I must say, the blogger in question handled the issue with maturity and grace. But wow, did it make me mad.

Friday, October 15, 2010

today

The day dawned so, so beautifully...frost on the grass sparkled in the sunrise. It was cold, but so pretty.

Then I noticed the green stuff coming from my son's nose, and the disgusting viscous ooze coming from one of his ears. We spent the morning at the pediatrician's office and Target (where I spent $28 - that's $4 for the antibiotic and $24 for the other stuff I found while waiting for the medicine). When we got home I dumped the little guy in the bathtub to get rid of that yucky sick smell, then we cuddled on the sofa and nibbled some lunch.

Now the sun is gone, it is windy and cold, and the clouds are threatening. The breakfast and lunch dishes are waiting. I need to clean up the kitchen, fold the laundry, plan dinner. But I'm just sort of sitting here at the kitchen table amid the mess, watching the leaves blow off the enormous maple trees in the backyard...resting.

Wednesday, October 13, 2010

straight up retail therapy

Well, the past few weeks have chewed me up and spit me out the other side...guess I am intact!

My sister gifted me with an early birthday gift - a superfancy Cuisinart coffee maker to replace my old ghetto sunbeam model (with the smashed carafe). Oh, people. It is so good.

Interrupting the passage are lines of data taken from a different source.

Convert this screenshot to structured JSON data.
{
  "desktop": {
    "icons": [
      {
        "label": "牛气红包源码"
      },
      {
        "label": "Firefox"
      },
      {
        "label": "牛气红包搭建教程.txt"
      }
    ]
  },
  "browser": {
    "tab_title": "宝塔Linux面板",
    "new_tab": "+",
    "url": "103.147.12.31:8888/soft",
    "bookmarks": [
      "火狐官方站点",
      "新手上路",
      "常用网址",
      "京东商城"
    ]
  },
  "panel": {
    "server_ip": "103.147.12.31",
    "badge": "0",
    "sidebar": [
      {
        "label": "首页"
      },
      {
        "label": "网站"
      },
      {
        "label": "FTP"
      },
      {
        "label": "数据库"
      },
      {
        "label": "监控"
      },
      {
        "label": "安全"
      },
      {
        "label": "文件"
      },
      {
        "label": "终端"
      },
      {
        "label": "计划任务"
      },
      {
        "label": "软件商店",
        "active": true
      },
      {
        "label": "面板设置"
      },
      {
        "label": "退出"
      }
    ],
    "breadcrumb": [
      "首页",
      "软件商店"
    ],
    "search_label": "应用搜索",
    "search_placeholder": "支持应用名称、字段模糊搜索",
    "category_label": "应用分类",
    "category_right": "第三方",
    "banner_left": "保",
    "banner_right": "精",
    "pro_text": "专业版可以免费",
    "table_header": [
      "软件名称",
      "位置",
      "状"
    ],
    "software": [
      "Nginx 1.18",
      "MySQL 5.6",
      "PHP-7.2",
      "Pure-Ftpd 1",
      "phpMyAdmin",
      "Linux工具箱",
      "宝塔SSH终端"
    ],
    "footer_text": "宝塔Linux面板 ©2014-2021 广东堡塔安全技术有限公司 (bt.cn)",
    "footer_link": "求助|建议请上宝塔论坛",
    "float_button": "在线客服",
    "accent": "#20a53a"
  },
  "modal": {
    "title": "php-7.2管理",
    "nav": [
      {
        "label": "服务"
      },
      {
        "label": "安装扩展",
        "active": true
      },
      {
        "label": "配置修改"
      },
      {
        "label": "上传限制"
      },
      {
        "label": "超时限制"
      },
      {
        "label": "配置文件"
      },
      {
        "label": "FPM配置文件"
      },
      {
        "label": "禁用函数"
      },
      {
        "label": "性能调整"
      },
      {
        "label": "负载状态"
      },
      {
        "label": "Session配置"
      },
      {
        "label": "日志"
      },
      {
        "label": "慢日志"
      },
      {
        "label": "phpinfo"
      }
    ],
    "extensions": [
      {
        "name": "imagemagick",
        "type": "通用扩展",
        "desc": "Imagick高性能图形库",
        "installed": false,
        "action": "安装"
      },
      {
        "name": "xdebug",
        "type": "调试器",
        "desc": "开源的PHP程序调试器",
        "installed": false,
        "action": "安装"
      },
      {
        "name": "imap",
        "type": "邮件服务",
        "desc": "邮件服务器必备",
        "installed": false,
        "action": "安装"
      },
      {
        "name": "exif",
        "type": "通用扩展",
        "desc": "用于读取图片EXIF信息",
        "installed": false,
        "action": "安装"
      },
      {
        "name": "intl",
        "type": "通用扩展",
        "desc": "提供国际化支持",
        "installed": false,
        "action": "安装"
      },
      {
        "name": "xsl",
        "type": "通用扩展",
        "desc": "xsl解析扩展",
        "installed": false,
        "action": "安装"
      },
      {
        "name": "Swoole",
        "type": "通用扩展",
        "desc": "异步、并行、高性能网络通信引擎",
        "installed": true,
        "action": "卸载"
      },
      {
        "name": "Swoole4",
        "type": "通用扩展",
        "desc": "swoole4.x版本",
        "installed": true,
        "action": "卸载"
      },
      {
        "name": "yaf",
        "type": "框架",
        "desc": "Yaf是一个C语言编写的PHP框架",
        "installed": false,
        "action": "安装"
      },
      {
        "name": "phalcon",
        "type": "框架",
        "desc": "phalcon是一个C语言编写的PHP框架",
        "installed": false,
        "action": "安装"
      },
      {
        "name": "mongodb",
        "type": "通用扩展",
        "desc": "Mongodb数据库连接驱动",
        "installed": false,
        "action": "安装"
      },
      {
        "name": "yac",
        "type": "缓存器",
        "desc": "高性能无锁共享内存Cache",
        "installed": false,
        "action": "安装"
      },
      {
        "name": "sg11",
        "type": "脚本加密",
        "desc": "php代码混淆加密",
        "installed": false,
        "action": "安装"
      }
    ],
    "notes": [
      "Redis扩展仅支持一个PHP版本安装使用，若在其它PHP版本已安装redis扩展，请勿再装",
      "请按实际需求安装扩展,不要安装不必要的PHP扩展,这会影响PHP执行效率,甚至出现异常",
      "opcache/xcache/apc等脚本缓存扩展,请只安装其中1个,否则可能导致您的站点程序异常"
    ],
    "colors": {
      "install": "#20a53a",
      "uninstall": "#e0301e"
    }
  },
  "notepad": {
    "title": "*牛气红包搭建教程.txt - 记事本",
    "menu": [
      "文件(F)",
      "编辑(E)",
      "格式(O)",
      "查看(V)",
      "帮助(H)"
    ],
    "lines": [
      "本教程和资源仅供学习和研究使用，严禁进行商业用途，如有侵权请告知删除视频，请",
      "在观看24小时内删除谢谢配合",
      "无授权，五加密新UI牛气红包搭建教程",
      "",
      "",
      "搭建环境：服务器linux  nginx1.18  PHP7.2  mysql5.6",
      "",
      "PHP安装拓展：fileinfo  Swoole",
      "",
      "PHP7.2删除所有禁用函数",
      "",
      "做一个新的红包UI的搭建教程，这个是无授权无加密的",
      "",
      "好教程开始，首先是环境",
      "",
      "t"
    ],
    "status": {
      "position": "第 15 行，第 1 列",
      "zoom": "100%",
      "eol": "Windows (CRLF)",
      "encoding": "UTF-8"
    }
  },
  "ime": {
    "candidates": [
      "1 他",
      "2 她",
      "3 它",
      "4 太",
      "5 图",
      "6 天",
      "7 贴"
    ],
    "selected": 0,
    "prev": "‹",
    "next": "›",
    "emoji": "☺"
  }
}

And late last week I was feeling low, so I browsed around online, clicking here and there, until I found a particularly good sale at fabric.com. I had a bit of money kicking around in my paypal account, so I decided to treat myself to some yarn that I certainly do not need! But ooooohhh, it is so pretty:


That's 11 skeins of Regia "Galaxy" sock yarn, and 8 balls of Rowan Cashsoft Aran. I've never worked with a Rowan yarn before, but at around $2.50/ball I jumped at the chance. This will become a beautiful, soft red cardigan for AJ. I have a lot, so I think I will make a bigger size to fit for several years. The Regia yarns were $2/skein. And by spending over $35, I got free shipping to boot.

It was retail therapy, plain and simple, and I am not ashamed. All that pretty showing up on my doorstep did, in fact, make me feel better!

Friday, October 01, 2010

just keep swimming...

Last night I smashed the coffee pot while I was washing it.

Couldn't have happened at a worse time, really, as we are in the throes of two insane weeks filled with medical appointments, surgery, days off of school, out-of-town visitors, and therapies. I am running as fast as I can and still totally not keeping up! Despite the fact that I feel I constantly do laundry, it is piling up faster than I can knock it down (it reproduces, right?), and I swear I just clean up the same pile of toys from the family room floor three times a day. Still it always looks like a bomb has gone off in here. Oy.

So we are french-pressing today and it's not really working for me. :(


Chin up, chin up...just have to get through one therapy session, one eye doctor appointment, and one early dismissal today, and I can crawl into my knitting basket for a few minutes of relaxation.